Hatred on the lines of race, religion and gender are instrumental factors shaping global politics, to this day. Debates continue to exist among scholars about the genocidal intentions of the ongoing wars, namely the Israel-Palestine war that has begun since 7th October, 2023. As we watch on broadcast the transformation of civilisations into debris and rubble, it is too obvious how morally bankrupt we have become, as the world powers stand witness to the present-day demolition and massacre, barely lending a helping hand, or perhaps even protesting against the injustice to start with. There are anti-Semitic sentiments rising across Europe today, as scholarly and layperson debates rage about the Israel-Palestine war, notwithstanding the ceasefire.

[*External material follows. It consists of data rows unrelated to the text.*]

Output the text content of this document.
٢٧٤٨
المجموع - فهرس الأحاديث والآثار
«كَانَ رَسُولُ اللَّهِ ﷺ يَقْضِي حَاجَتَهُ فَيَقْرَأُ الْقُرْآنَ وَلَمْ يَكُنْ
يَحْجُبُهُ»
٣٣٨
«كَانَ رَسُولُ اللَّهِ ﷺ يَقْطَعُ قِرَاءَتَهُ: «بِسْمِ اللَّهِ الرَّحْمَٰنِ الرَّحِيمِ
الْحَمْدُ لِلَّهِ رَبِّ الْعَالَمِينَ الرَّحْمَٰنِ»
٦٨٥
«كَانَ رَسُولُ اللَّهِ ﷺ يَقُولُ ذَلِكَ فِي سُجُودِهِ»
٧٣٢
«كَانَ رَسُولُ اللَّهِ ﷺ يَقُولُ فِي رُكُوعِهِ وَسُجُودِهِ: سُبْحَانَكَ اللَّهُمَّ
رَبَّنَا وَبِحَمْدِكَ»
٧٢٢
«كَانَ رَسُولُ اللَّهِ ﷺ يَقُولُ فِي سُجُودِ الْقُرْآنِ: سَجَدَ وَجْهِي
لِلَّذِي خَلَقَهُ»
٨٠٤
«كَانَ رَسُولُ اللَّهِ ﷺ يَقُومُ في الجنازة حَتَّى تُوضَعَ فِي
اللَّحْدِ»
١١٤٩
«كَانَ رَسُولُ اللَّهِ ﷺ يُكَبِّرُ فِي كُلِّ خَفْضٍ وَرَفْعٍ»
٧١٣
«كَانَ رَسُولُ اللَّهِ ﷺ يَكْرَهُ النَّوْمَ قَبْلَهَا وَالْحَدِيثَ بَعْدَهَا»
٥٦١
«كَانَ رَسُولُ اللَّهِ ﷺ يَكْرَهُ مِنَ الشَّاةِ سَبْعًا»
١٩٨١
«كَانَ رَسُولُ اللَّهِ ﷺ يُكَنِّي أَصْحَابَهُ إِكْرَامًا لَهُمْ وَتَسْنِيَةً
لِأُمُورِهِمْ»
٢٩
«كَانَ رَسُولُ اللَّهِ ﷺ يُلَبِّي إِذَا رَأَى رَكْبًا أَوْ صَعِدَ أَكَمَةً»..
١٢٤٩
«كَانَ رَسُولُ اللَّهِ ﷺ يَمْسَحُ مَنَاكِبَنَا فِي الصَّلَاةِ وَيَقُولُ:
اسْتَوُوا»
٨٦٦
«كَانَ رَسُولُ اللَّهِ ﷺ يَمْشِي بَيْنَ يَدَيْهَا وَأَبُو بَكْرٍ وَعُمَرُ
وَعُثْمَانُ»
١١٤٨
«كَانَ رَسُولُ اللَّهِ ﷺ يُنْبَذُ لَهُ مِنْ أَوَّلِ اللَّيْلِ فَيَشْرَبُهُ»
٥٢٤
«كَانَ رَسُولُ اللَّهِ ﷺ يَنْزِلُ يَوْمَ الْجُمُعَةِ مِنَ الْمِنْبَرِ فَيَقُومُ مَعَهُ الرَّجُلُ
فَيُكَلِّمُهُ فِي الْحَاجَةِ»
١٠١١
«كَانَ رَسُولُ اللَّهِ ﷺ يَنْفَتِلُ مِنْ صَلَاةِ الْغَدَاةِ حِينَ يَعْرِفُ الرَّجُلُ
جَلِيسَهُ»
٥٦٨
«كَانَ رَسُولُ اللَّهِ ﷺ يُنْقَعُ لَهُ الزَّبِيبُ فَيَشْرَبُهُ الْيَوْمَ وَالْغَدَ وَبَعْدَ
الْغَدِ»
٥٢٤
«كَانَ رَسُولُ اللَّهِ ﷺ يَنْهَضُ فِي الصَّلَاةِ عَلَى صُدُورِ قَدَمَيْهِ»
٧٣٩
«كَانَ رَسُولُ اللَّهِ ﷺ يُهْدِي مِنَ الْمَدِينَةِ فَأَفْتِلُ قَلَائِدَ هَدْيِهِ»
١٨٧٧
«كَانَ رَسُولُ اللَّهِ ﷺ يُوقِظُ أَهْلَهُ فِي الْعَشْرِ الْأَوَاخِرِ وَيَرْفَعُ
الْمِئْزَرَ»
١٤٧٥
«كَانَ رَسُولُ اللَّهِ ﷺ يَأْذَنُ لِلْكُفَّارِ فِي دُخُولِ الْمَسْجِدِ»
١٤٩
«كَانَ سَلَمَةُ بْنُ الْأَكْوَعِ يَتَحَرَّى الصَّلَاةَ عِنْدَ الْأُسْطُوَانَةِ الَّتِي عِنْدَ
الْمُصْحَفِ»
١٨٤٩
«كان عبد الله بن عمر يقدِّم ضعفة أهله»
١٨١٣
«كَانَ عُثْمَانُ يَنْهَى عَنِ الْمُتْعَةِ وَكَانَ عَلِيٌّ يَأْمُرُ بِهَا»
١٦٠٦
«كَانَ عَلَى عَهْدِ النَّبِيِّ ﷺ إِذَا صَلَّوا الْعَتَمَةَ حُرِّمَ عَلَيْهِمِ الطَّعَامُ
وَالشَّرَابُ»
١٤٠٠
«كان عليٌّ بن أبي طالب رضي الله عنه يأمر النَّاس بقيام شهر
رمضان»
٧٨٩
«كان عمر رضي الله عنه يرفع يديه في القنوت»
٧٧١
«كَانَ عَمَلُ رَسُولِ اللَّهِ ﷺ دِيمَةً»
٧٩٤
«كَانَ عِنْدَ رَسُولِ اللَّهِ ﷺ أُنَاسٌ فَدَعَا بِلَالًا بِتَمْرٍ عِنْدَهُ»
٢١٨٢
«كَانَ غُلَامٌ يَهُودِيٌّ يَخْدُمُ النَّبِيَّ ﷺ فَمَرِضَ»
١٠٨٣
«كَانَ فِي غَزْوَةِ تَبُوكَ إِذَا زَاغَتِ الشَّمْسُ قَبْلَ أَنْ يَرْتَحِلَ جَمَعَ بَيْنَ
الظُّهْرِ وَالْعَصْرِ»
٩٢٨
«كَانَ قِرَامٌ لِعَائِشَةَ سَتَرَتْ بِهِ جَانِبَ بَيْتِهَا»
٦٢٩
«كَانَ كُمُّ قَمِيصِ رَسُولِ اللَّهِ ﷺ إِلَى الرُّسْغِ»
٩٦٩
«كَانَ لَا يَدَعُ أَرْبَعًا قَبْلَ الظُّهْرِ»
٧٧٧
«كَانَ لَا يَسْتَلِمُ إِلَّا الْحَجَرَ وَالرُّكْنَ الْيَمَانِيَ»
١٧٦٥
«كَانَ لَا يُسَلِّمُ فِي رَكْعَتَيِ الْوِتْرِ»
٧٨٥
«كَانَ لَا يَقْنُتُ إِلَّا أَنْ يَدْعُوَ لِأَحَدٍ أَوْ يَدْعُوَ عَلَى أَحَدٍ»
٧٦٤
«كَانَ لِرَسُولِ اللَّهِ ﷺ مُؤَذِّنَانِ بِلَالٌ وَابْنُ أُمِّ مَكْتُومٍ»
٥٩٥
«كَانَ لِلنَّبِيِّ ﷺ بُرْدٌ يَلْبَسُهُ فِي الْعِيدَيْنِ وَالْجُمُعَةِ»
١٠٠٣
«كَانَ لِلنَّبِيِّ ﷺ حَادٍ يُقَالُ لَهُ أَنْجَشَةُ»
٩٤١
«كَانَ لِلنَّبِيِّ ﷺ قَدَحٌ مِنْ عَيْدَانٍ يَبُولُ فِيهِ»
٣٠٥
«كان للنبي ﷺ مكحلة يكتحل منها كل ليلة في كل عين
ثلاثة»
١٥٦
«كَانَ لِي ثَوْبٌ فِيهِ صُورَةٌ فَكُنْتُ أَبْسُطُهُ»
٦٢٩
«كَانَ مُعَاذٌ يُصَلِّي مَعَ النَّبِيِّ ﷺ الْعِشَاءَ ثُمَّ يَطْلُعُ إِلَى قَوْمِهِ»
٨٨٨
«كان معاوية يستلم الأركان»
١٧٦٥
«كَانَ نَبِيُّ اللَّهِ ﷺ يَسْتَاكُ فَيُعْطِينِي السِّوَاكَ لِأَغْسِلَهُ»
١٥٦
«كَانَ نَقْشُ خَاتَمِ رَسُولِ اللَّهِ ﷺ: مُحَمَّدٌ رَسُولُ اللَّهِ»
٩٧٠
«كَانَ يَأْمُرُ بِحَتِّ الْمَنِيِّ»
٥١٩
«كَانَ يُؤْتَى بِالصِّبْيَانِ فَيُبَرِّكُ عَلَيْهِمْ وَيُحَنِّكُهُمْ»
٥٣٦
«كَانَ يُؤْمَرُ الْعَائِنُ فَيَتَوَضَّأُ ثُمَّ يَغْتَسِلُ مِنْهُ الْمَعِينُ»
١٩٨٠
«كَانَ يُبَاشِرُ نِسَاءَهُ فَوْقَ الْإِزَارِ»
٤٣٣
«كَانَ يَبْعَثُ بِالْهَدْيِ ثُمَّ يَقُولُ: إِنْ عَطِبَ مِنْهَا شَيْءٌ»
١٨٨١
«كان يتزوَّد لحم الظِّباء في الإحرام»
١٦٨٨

However, what is most miraculous is how little acts of kindness have continued to exist even in the harshest of circumstances. As Elie Wiesel said in his speech at the opening of Yad Vashem’s Holocaust History Museum, “In those times, the heroes were martyrs, and the martyrs were heroes. It was heroic for a friend to give his piece of bread to his friend.” Perhaps a statement that reminds us of the endearing friendship between the two characters Bruno and Shmuel in John Boyne’s historical fiction novel, “The Boy in the Striped Pyjamas”, thus blurring the lines between reality and fiction in our perception. Times of crisis also stand witness to extraordinary instances of fearlessness and compassion, like that of Oskar Schindler, the German industrialist who saved over 1,100 Jews by employing them, mirroring Holocaust victim Anne Frank’s quote, “How wonderful it is that nobody need wait a single moment before starting to improve the world.”